ABSTRACT Staphylococcus aureus harbors redundant adhesins mediating tissue colonization and infection. To evaluate their intrinsic role outside of the staphylococcal background, a system was designed to express them in Lactococcus lactis subsp. cremoris 1363. This bacterium is devoid of virulence factors and has a known genetic background. A new Escherichia coli-L. lactis shuttle and expression vector was constructed for this purpose. First, the high-copy-number lactococcal plasmid pIL253 was equipped with the oriCol E1 origin, generating pOri253 that could replicate in E. coli . Second, the lactococcal promoters P23 or P59 were inserted at one end of the pOri253 multicloning site. Gene expression was assessed by a luciferase reporter system. The plasmid carrying P23 (named pOri23) expressed luciferase constitutively at a level 10,000 times greater than did the P59 -containing plasmid. Transcription was absent in E. coli . The staphylococcal clumping factor A ( clfA ) gene was cloned into pOri23 and used as a model system. Lactococci carrying pOri23- clfA produced an unaltered and functional 130-kDa ClfA protein attached to their cell walls. This was indicated both by the presence of the protein in Western blots of solubilized cell walls and by the ability of ClfA-positive lactococci to clump in the presence of plasma.

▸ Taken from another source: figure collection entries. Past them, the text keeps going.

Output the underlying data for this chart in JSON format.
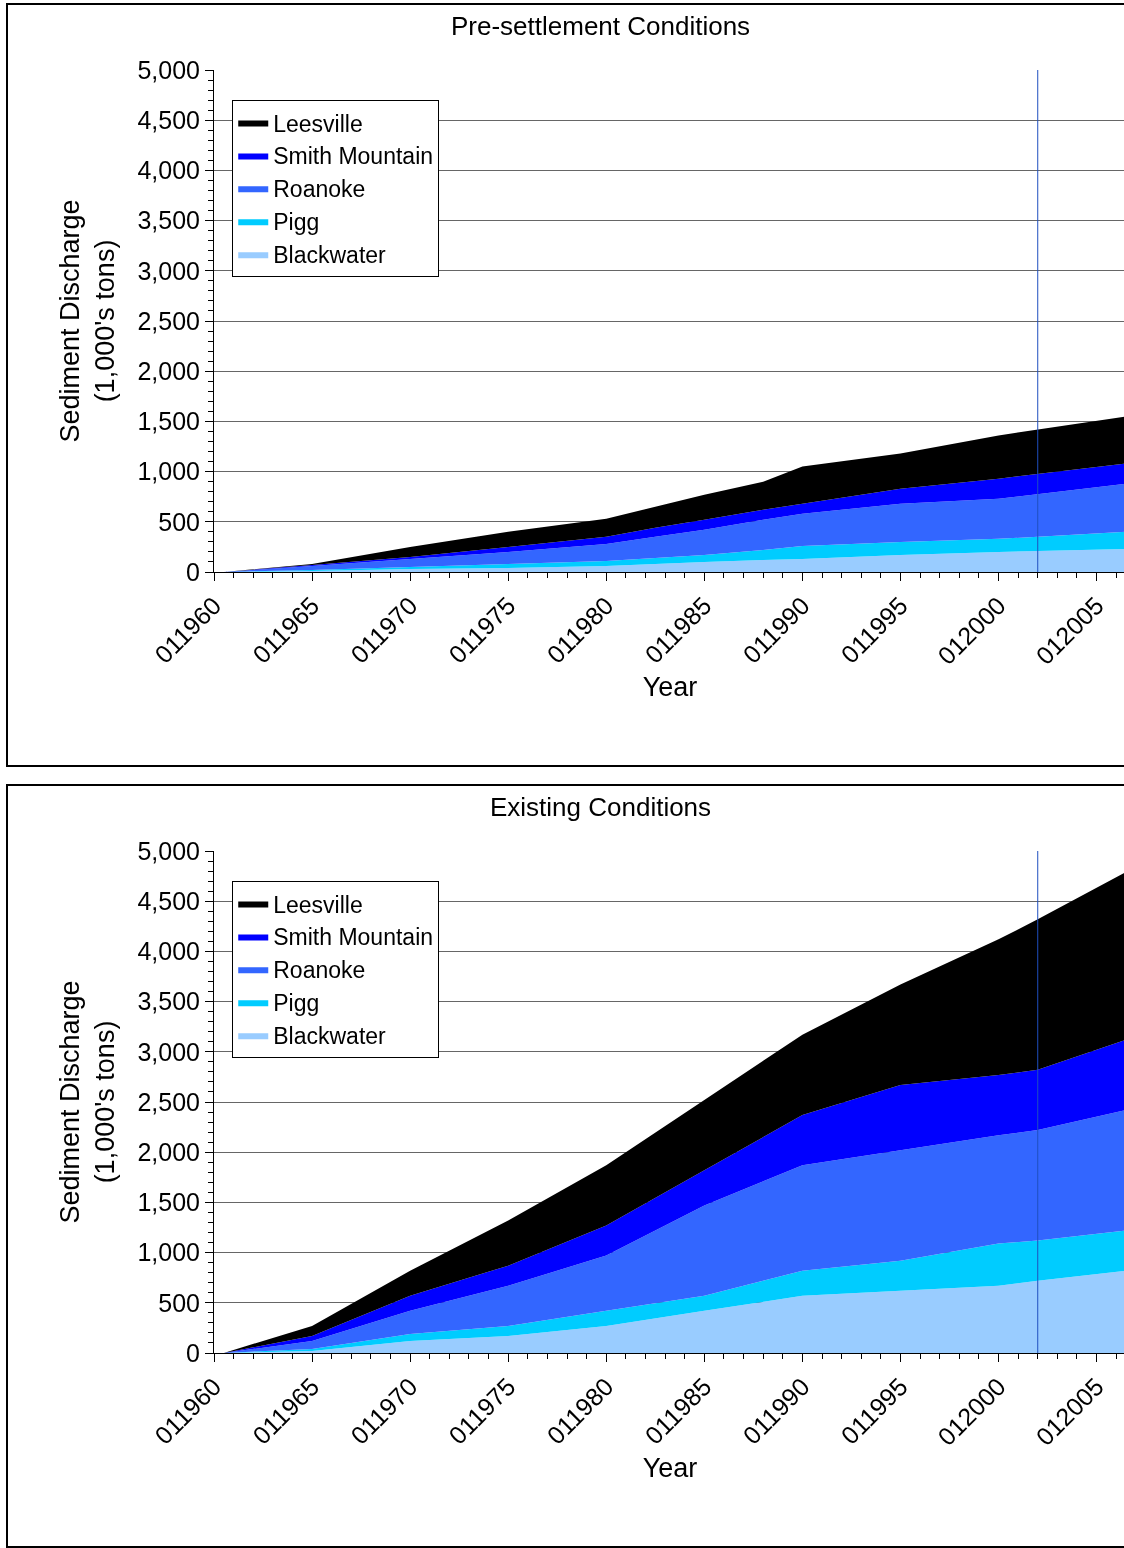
{
  "chart_data": [
    {
      "type": "area",
      "title": "Pre-settlement Conditions",
      "xlabel": "Year",
      "ylabel": "Sediment Discharge\n(1,000's tons)",
      "stacked": true,
      "legend": "top left",
      "grid": "y",
      "x": [
        11960.5,
        11965,
        11970,
        11975,
        11980,
        11982.5,
        11985,
        11988,
        11990,
        11995,
        12000,
        12006.5
      ],
      "xlim": [
        11960,
        12006.5
      ],
      "xticks": [
        {
          "value": 11960,
          "label": "011960"
        },
        {
          "value": 11965,
          "label": "011965"
        },
        {
          "value": 11970,
          "label": "011970"
        },
        {
          "value": 11975,
          "label": "011975"
        },
        {
          "value": 11980,
          "label": "011980"
        },
        {
          "value": 11985,
          "label": "011985"
        },
        {
          "value": 11990,
          "label": "011990"
        },
        {
          "value": 11995,
          "label": "011995"
        },
        {
          "value": 12000,
          "label": "012000"
        },
        {
          "value": 12005,
          "label": "012005"
        }
      ],
      "ylim": [
        0,
        5000
      ],
      "yticks": [
        {
          "value": 0,
          "label": "0"
        },
        {
          "value": 500,
          "label": "500"
        },
        {
          "value": 1000,
          "label": "1,000"
        },
        {
          "value": 1500,
          "label": "1,500"
        },
        {
          "value": 2000,
          "label": "2,000"
        },
        {
          "value": 2500,
          "label": "2,500"
        },
        {
          "value": 3000,
          "label": "3,000"
        },
        {
          "value": 3500,
          "label": "3,500"
        },
        {
          "value": 4000,
          "label": "4,000"
        },
        {
          "value": 4500,
          "label": "4,500"
        },
        {
          "value": 5000,
          "label": "5,000"
        }
      ],
      "ref_lines": [
        {
          "axis": "x",
          "value": 12002,
          "color": "#1f4fbf"
        }
      ],
      "series": [
        {
          "name": "Blackwater",
          "color": "#99ccff",
          "values": [
            0,
            10,
            30,
            40,
            60,
            80,
            100,
            120,
            130,
            170,
            200,
            230
          ]
        },
        {
          "name": "Pigg",
          "color": "#00ccff",
          "values": [
            0,
            10,
            20,
            40,
            50,
            60,
            70,
            100,
            130,
            130,
            130,
            170
          ]
        },
        {
          "name": "Roanoke",
          "color": "#3366ff",
          "values": [
            0,
            40,
            80,
            120,
            170,
            210,
            250,
            300,
            320,
            380,
            400,
            480
          ]
        },
        {
          "name": "Smith Mountain",
          "color": "#0000ff",
          "values": [
            0,
            10,
            20,
            50,
            70,
            90,
            100,
            100,
            100,
            150,
            200,
            200
          ]
        },
        {
          "name": "Leesville",
          "color": "#000000",
          "values": [
            0,
            10,
            100,
            150,
            180,
            210,
            250,
            280,
            370,
            350,
            430,
            470
          ]
        }
      ]
    },
    {
      "type": "area",
      "title": "Existing Conditions",
      "xlabel": "Year",
      "ylabel": "Sediment Discharge\n(1,000's tons)",
      "stacked": true,
      "legend": "top left",
      "grid": "y",
      "x": [
        11960.5,
        11965,
        11970,
        11975,
        11980,
        11985,
        11990,
        11995,
        12000,
        12002,
        12006.5
      ],
      "xlim": [
        11960,
        12006.5
      ],
      "xticks": [
        {
          "value": 11960,
          "label": "011960"
        },
        {
          "value": 11965,
          "label": "011965"
        },
        {
          "value": 11970,
          "label": "011970"
        },
        {
          "value": 11975,
          "label": "011975"
        },
        {
          "value": 11980,
          "label": "011980"
        },
        {
          "value": 11985,
          "label": "011985"
        },
        {
          "value": 11990,
          "label": "011990"
        },
        {
          "value": 11995,
          "label": "011995"
        },
        {
          "value": 12000,
          "label": "012000"
        },
        {
          "value": 12005,
          "label": "012005"
        }
      ],
      "ylim": [
        0,
        5000
      ],
      "yticks": [
        {
          "value": 0,
          "label": "0"
        },
        {
          "value": 500,
          "label": "500"
        },
        {
          "value": 1000,
          "label": "1,000"
        },
        {
          "value": 1500,
          "label": "1,500"
        },
        {
          "value": 2000,
          "label": "2,000"
        },
        {
          "value": 2500,
          "label": "2,500"
        },
        {
          "value": 3000,
          "label": "3,000"
        },
        {
          "value": 3500,
          "label": "3,500"
        },
        {
          "value": 4000,
          "label": "4,000"
        },
        {
          "value": 4500,
          "label": "4,500"
        },
        {
          "value": 5000,
          "label": "5,000"
        }
      ],
      "ref_lines": [
        {
          "axis": "x",
          "value": 12002,
          "color": "#1f4fbf"
        }
      ],
      "series": [
        {
          "name": "Blackwater",
          "color": "#99ccff",
          "values": [
            0,
            20,
            120,
            170,
            270,
            420,
            570,
            620,
            670,
            720,
            820
          ]
        },
        {
          "name": "Pigg",
          "color": "#00ccff",
          "values": [
            0,
            20,
            70,
            100,
            150,
            150,
            250,
            300,
            420,
            400,
            400
          ]
        },
        {
          "name": "Roanoke",
          "color": "#3366ff",
          "values": [
            0,
            80,
            230,
            400,
            550,
            900,
            1050,
            1100,
            1080,
            1100,
            1200
          ]
        },
        {
          "name": "Smith Mountain",
          "color": "#0000ff",
          "values": [
            0,
            50,
            150,
            200,
            300,
            350,
            500,
            650,
            600,
            600,
            700
          ]
        },
        {
          "name": "Leesville",
          "color": "#000000",
          "values": [
            0,
            100,
            250,
            450,
            600,
            700,
            800,
            1000,
            1350,
            1500,
            1670
          ]
        }
      ]
    }
  ]
}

ClfA-positive lactococci had clumping titers (titer of 4,112) similar to those of S. aureus Newman in soluble fibrinogen and bound equally well to solid-phase fibrinogen. These experiments provide a new way to study individual staphylococcal pathogenic factors and might complement both classical knockout mutagenesis and modern in vivo expression technology and signature tag mutagenesis.